Politique
Présidentielle tunisienne : Amnesty dénonce un climat de répression préélectorale
À moins d’un mois de l’élection présidentielle tunisienne, prévue le 6 octobre 2024, le climat politique du pays s’assombrit considérablement. Des voix s’élèvent pour dénoncer ce qui semble être une répression croissante des libertés fondamentales, mettant en péril le processus démocratique durement acquis depuis la révolution de 2011.
Amnesty International Tunisie, a récemment tiré la sonnette d’alarme. Selon elle, la situation actuelle est marquée par une escalade inquiétante d’arrestations arbitraires d’opposants politiques et une marginalisation flagrante de certains candidats.
Le cas d’Ayachi Zammel, candidat à la présidence, illustre de manière frappante cette dérive autoritaire. Arrêté le 1er septembre sur des accusations que beaucoup qualifient de douteuses, il a été libéré puis immédiatement ré-arrêté le même jour, bafouant ainsi une décision de justice. Ce ping-pong judiciaire soulève de sérieuses questions sur l’indépendance de la justice et le respect de l’état de droit en Tunisie, selon Amnesty International.
Mais Zammel n’est pas un cas isolé. Le mouvement Ennahdha, une formation politique majeure du pays, a été particulièrement ciblé. En l’espace de quelques jours, près de 100 de ses membres auraient été arrêtés et privés d’accès à leurs avocats pendant 48 heures, une violation flagrante des droits de la défense.
La liberté de la presse, pilier essentiel de toute démocratie, n’est pas épargnée. L’Instance Supérieure Indépendante pour les Élections (ISIE) a adressé des avertissements à plusieurs médias, accusés d’avoir l’intention « d’offenser et de ridiculiser » le processus électoral. Plus grave encore, des journalistes se sont vus retirer leur accréditation sans justification, les empêchant ainsi de couvrir les élections.
Face à cette situation alarmante, Amnesty International Tunisie appelle les autorités à faire marche arrière.
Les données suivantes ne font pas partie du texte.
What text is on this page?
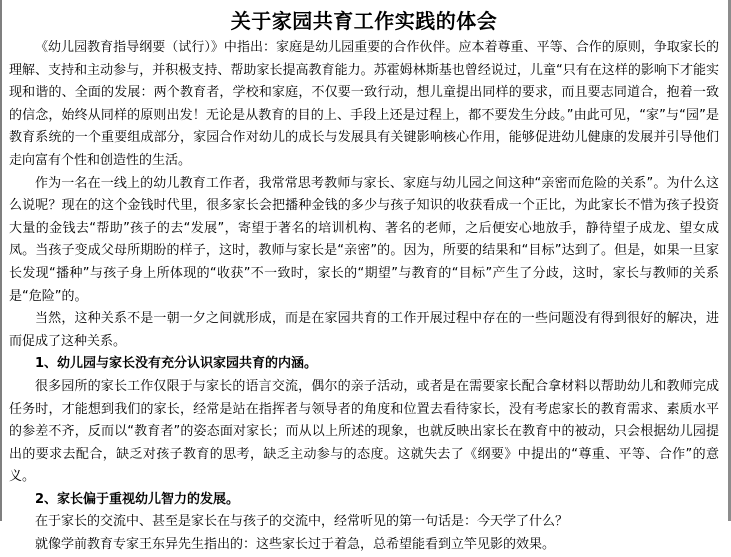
关于家园共育工作实践的体会

《幼儿园教育指导纲要（试行）》中指出：家庭是幼儿园重要的合作伙伴。应本着尊重、平等、合作的原则，争取家长的理解、支持和主动参与，并积极支持、帮助家长提高教育能力。苏霍姆林斯基也曾经说过，儿童“只有在这样的影响下才能实现和谐的、全面的发展：两个教育者，学校和家庭，不仅要一致行动，想儿童提出同样的要求，而且要志同道合，抱着一致的信念，始终从同样的原则出发！无论是从教育的目的上、手段上还是过程上，都不要发生分歧。”由此可见，“家”与“园”是教育系统的一个重要组成部分，家园合作对幼儿的成长与发展具有关键影响核心作用，能够促进幼儿健康的发展并引导他们走向富有个性和创造性的生活。

作为一名在一线上的幼儿教育工作者，我常常思考教师与家长、家庭与幼儿园之间这种“亲密而危险的关系”。为什么这么说呢？现在的这个金钱时代里，很多家长会把播种金钱的多少与孩子知识的收获看成一个正比，为此家长不惜为孩子投资大量的金钱去“帮助”孩子的去“发展”，寄望于著名的培训机构、著名的老师，之后便安心地放手，静待望子成龙、望女成凤。当孩子变成父母所期盼的样子，这时，教师与家长是“亲密”的。因为，所要的结果和“目标”达到了。但是，如果一旦家长发现“播种”与孩子身上所体现的“收获”不一致时，家长的“期望”与教育的“目标”产生了分歧，这时，家长与教师的关系是“危险”的。

当然，这种关系不是一朝一夕之间就形成，而是在家园共育的工作开展过程中存在的一些问题没有得到很好的解决，进而促成了这种关系。

1、幼儿园与家长没有充分认识家园共育的内涵。

很多园所的家长工作仅限于与家长的语言交流，偶尔的亲子活动，或者是在需要家长配合拿材料以帮助幼儿和教师完成任务时，才能想到我们的家长，经常是站在指挥者与领导者的角度和位置去看待家长，没有考虑家长的教育需求、素质水平的参差不齐，反而以“教育者”的姿态面对家长；而从以上所述的现象，也就反映出家长在教育中的被动，只会根据幼儿园提出的要求去配合，缺乏对孩子教育的思考，缺乏主动参与的态度。这就失去了《纲要》中提出的“尊重、平等、合作”的意义。

2、家长偏于重视幼儿智力的发展。

在于家长的交流中、甚至是家长在与孩子的交流中，经常听见的第一句话是：今天学了什么？

就像学前教育专家王东异先生指出的：这些家长过于着急，总希望能看到立竿见影的效果。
L’organisation demande la fin immédiate des arrestations arbitraires, le respect des décisions de justice, et le rétablissement des libertés d’expression et de presse.
Alors que le monde observe avec inquiétude cette régression démocratique, une question se pose : la Tunisie, jadis considérée comme le seul succès du Printemps arabe, est-elle en train de renouer avec ses vieux démons autoritaires ? L’avenir de la démocratie tunisienne semble suspendu au déroulement des prochaines semaines.